By coincidence, I was trying to articulate my dissatisfaction with Asaf Ashery’s Waiting in the Wings, aka סימנטוב to us Hebrew readers (beyond the usual “bastard wrote a novel and I didn’t” joy every original Israeli fantasy work inspires). I can say it feels as if a second act is missing, that fortune tellers using New Age blather as plot-device constructing technobabble really doesn’t excite me, etc. I can also use roleplaying advice terminology and say that the main character gets de-protagonized by the writer’s pet NPCs, i.e, powerful secondary characters hand her big chunks of the plot’s resolution through no effort of her own.
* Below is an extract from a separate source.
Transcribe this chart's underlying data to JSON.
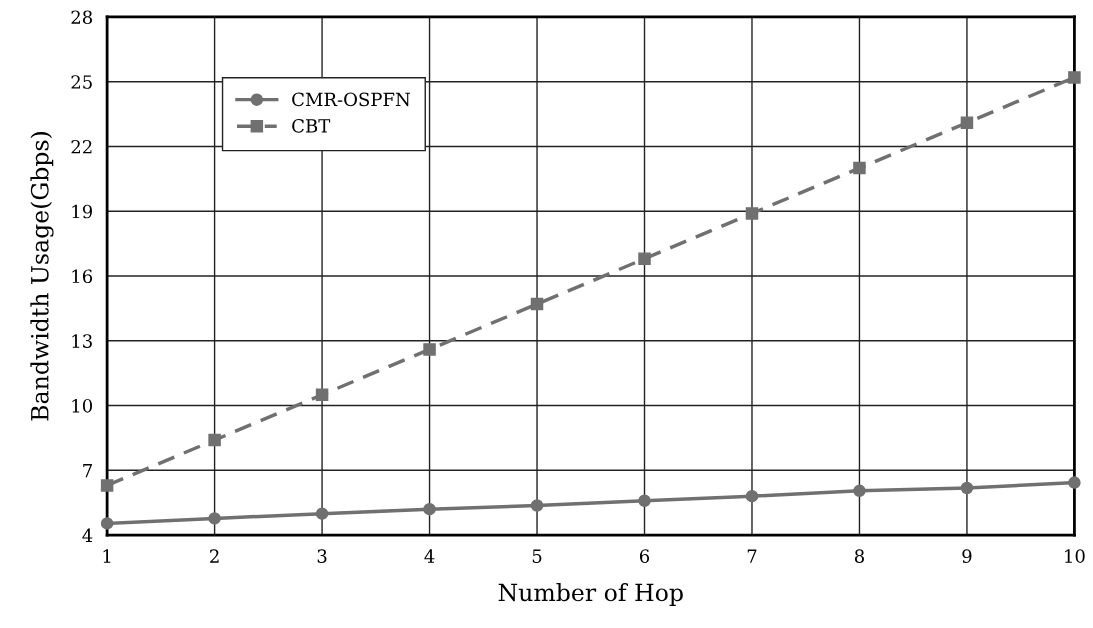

It was the countess who turned me on to thinking of fiction in roleplaying terms; by looking at the characters and action of a book as though they were the result of some imaginary gaming group’s actual play, you can rationalize the flaws in the fiction – and highlight them for either entertainment or critical analysis. For instance (and I know this is a trivial example), that strong witch queen character with a fascinating background that shows up in the begining of Phillip Pulman’s Subtle Knife and then vanishes for most of the book, except for a small and pointless scene later on? The countess pegged her nicely as a guest-NPC played by Greif. That may evoke a smile (well, if you’ve had the pleasure of gaming with the relevant party), but it also highlights a character that ends up a as a gaudy distraction to the reader.